There is an excellent analogy by Tristan Harris, where he explains how, for instance, we, as social media users, are not the clients of these platforms. We do not pay to use Instagram. If we do not pay to use a service, how can we be the clients? The answer is we are not. The clients are the advertisers who pay to have their ads shown on such platforms, making the time we spend looking at screens (our attention) the real product. Is this aligned with our well-being – being reduced to a transactional commodity by a big-tech company? Probably not, and that is why Digital Minimalism is slowly becoming a mainstream philosophy.
It is not about a desire to go back to a time past where these technologies did not exist. First, because that is not happening, and secondly, being objective also means recognizing that these technologies also have some fantastic perks. Never before have we been able to connect with people far away with a couple of clicks or access all information in the world with a simple search query.
No, digital minimalism, like many other things in life, is about optimizing what is good while reducing what is bad. Most of all, it is about having the discipline and empathy to distinguish the two. So in the next section, I want to share some tips and tools that have helped me in this journey.
Tips and tricks for a mindful relationship with our gadgets
Ratio Android Launcher by Blloc
If you are an android user, I would definitely recommend this Android Launcher. When you install Ratio, your home screen is transformed into a user-centered, black and white hub for your most essential apps. In addition, its minimalistic and conscious UI helps users break their phone addiction, making phones more of a tool and less of a slot machine.
“Just Focus” Chrome Extension
I am kind of a sucker for quotes. I think there is a lot of power in short sentences pondered by great minds. Just look at Shia Labeouf’s “Just do it!”. Powerful stuff indeed.
“Just Focus” is a Chrome Extension that allows you to specify websites that are distracting you and, when activated, every time you type and try to access these URL’s you are received with a purple screen and a random famous inspirational quote. It also tracks and tells you how long it’s been activated, so it is kind of fun to see how long you can go without turning it off to check Facebook.
Unfollow people on Social Media
When I first started doing this, I would get a great FOMO rush every time I pressed the Unfollow button on Instagram.
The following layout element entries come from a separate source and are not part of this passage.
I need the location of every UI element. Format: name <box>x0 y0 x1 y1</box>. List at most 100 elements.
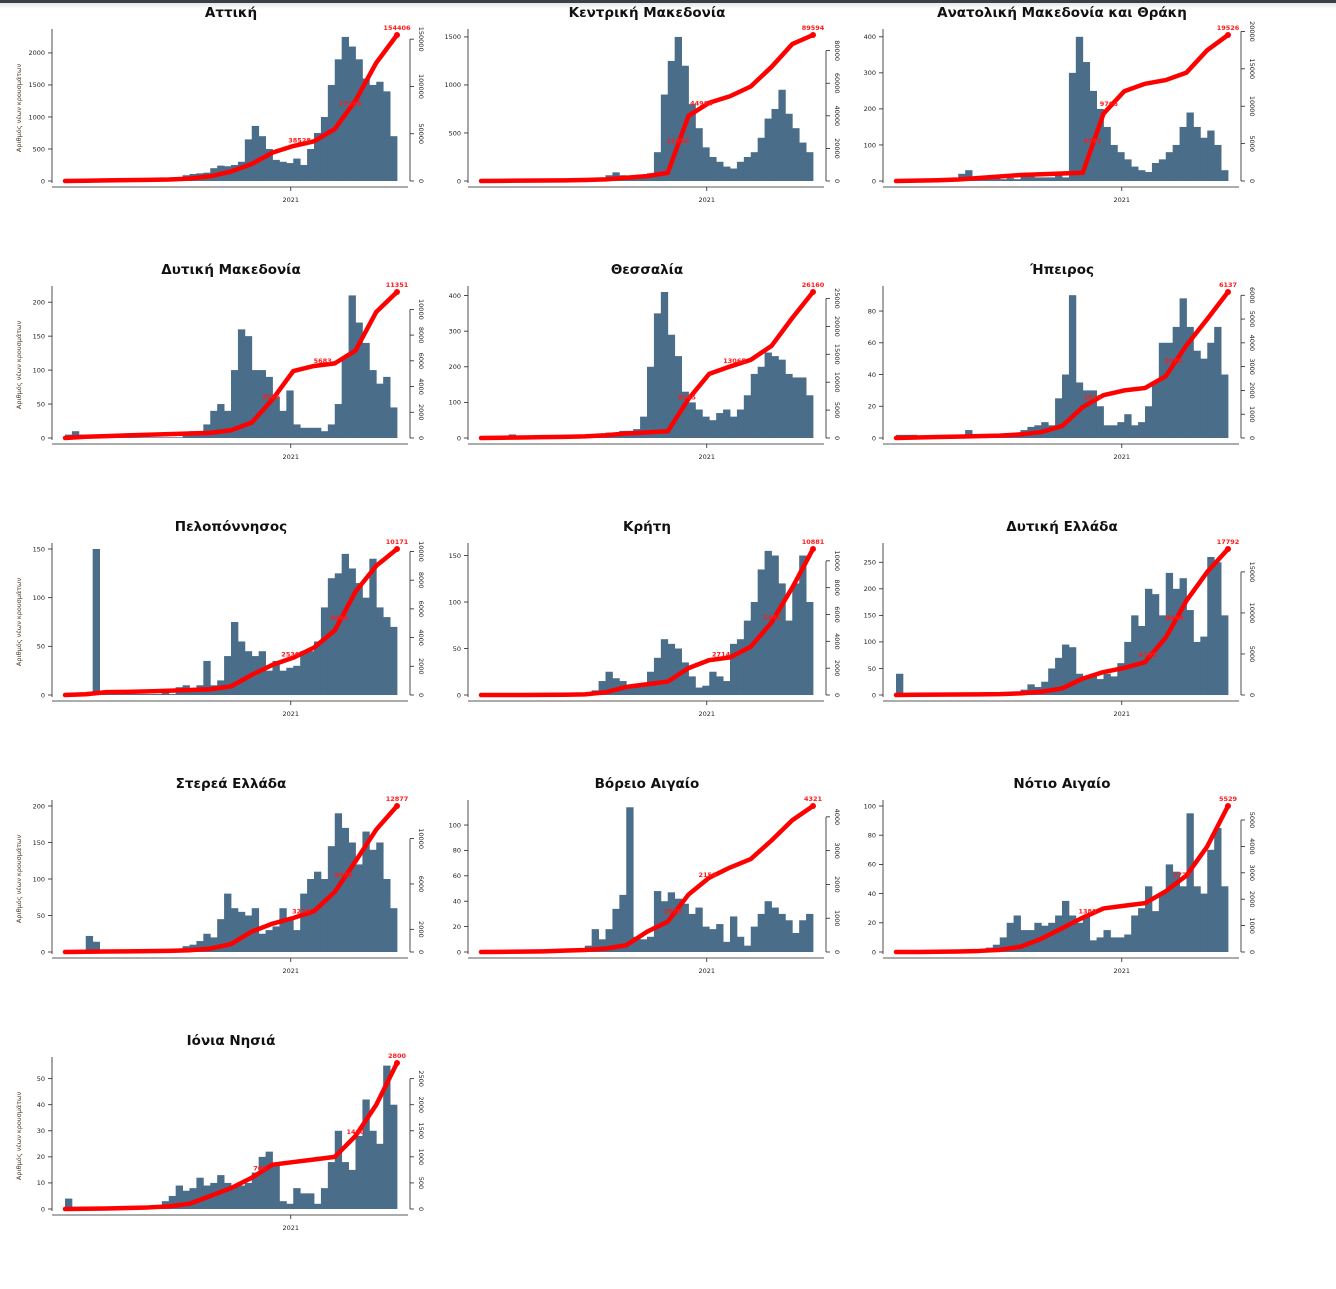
left-tick-label: 200 <box>33 802 45 810</box>
daily-cases-bar <box>716 924 723 952</box>
right-tick-label: 4000 <box>1248 838 1256 855</box>
daily-cases-bar <box>1138 170 1145 181</box>
daily-cases-bar <box>757 914 764 952</box>
daily-cases-bar <box>695 410 702 438</box>
daily-cases-bar <box>362 79 369 181</box>
cumulative-annotation: 38528 <box>288 137 311 145</box>
daily-cases-bar <box>785 374 792 438</box>
daily-cases-bar <box>743 395 750 438</box>
daily-cases-bar <box>238 1186 245 1209</box>
daily-cases-bar <box>716 162 723 181</box>
daily-cases-bar <box>335 404 342 438</box>
right-tick-label: 0 <box>1248 950 1256 954</box>
daily-cases-bar <box>730 417 737 438</box>
daily-cases-bar <box>1124 934 1131 952</box>
cumulative-annotation: 3070 <box>1164 357 1183 365</box>
x-tick-label: 2021 <box>282 196 299 204</box>
right-tick-label: 5000 <box>1248 646 1256 663</box>
daily-cases-bar <box>653 658 660 695</box>
daily-cases-bar <box>771 356 778 438</box>
cumulative-annotation: 3230 <box>292 907 311 915</box>
left-tick-label: 100 <box>448 399 460 407</box>
cumulative-annotation: 13065 <box>723 357 746 365</box>
left-tick-label: 1000 <box>444 81 461 89</box>
daily-cases-bar <box>1214 145 1221 181</box>
daily-cases-bar <box>1221 886 1228 952</box>
daily-cases-bar <box>709 929 716 952</box>
daily-cases-bar <box>785 114 792 181</box>
right-tick-label: 2000 <box>1248 382 1256 399</box>
right-tick-label: 1000 <box>1248 406 1256 423</box>
daily-cases-bar <box>1207 557 1214 695</box>
left-tick-label: 1500 <box>444 33 461 41</box>
cumulative-annotation: 19526 <box>1217 24 1240 32</box>
right-tick-label: 0 <box>1248 179 1256 183</box>
left-tick-label: 100 <box>864 802 876 810</box>
left-tick-label: 30 <box>37 1127 45 1135</box>
cumulative-annotation: 2158 <box>698 871 717 879</box>
daily-cases-bar <box>1007 178 1014 181</box>
cumulative-annotation: 11351 <box>386 281 409 289</box>
daily-cases-bar <box>681 904 688 952</box>
daily-cases-bar <box>314 1204 321 1209</box>
daily-cases-bar <box>743 157 750 181</box>
left-tick-label: 60 <box>868 861 876 869</box>
cumulative-annotation: 700 <box>253 1165 267 1173</box>
daily-cases-bar <box>356 59 363 181</box>
left-tick-label: 50 <box>868 665 876 673</box>
left-tick-label: 100 <box>864 638 876 646</box>
chart-title: Νότιο Αιγαίο <box>1013 776 1110 792</box>
daily-cases-bar <box>376 607 383 695</box>
daily-cases-bar <box>273 397 280 438</box>
left-tick-label: 80 <box>452 847 460 855</box>
daily-cases-bar <box>273 926 280 952</box>
daily-cases-bar <box>1214 327 1221 438</box>
daily-cases-bar <box>390 908 397 952</box>
left-tick-label: 400 <box>448 292 460 300</box>
daily-cases-bar <box>293 159 300 181</box>
chart-title: Κρήτη <box>623 519 671 535</box>
daily-cases-bar <box>792 583 799 695</box>
daily-cases-bar <box>1152 382 1159 438</box>
daily-cases-bar <box>806 395 813 438</box>
daily-cases-bar <box>279 411 286 438</box>
left-tick-label: 0 <box>41 691 45 699</box>
cumulative-annotation: 89594 <box>801 24 824 32</box>
daily-cases-bar <box>293 424 300 438</box>
daily-cases-bar <box>1062 375 1069 438</box>
right-tick-label: 3000 <box>1248 358 1256 375</box>
left-tick-label: 60 <box>868 339 876 347</box>
daily-cases-bar <box>695 908 702 952</box>
daily-cases-bar <box>300 165 307 181</box>
daily-cases-bar <box>356 1136 363 1209</box>
daily-cases-bar <box>764 901 771 952</box>
daily-cases-bar <box>1110 145 1117 181</box>
left-tick-label: 0 <box>456 948 460 956</box>
cumulative-annotation: 10171 <box>386 538 409 546</box>
daily-cases-bar <box>273 160 280 181</box>
x-tick-label: 2021 <box>698 196 715 204</box>
left-tick-label: 150 <box>448 552 460 560</box>
daily-cases-bar <box>806 152 813 181</box>
right-tick-label: 6000 <box>1248 287 1256 304</box>
daily-cases-bar <box>1117 422 1124 438</box>
daily-cases-bar <box>342 1162 349 1209</box>
daily-cases-bar <box>321 879 328 952</box>
daily-cases-bar <box>134 694 141 695</box>
daily-cases-bar <box>148 694 155 695</box>
daily-cases-bar <box>1221 170 1228 181</box>
chart-svg: Ανατολική Μακεδονία και Θράκη01002003004… <box>831 0 1246 257</box>
daily-cases-bar <box>750 152 757 181</box>
right-tick-label: 0 <box>1248 436 1256 440</box>
daily-cases-bar <box>120 694 127 695</box>
daily-cases-bar <box>369 1131 376 1209</box>
daily-cases-bar <box>266 1152 273 1209</box>
daily-cases-bar <box>647 367 654 438</box>
daily-cases-bar <box>771 109 778 181</box>
right-tick-label: 5000 <box>1248 311 1256 328</box>
cumulative-annotation: 4782 <box>1083 137 1101 145</box>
However, I quickly realized that most people and pages I followed weren’t really adding any value to my life, and soon my “following” count would be cut in half. What I found pleasantly surprising is that now when I go on my weekly Instagram peaks (which I do on my laptop to avoid having it installed on my phone), I get to the “There is no more new content” notification quite fast and after that, my motivation to keep scrolling drops significantly.
Turn off notifications for all non-essentials
I still vaguely remember when phones’ main functions were making calls and sending messages. A good (and pretty obvious) way to have a better relationship with your phone while remaining accessible is to just turn off every beep unrelated to a call or a message. I even have the message notifications turned off during my working hours, and people that talk to me regularly, quickly realized that, to get in contact with me, most of the time, it is best to just give me a call.
There are many other tips and tricks to live a more intentional life with technology, but the intent of this post is just to give you an introduction to an obvious yet critical issue of our time. Of course, everyone is different and leads lives with distinct necessities, so things that work for me might not work well for you. However, there is no right or wrong way to go about digital minimalism as long as we know ourselves and the technologies that surround us well enough to make informed decisions on how much is too much.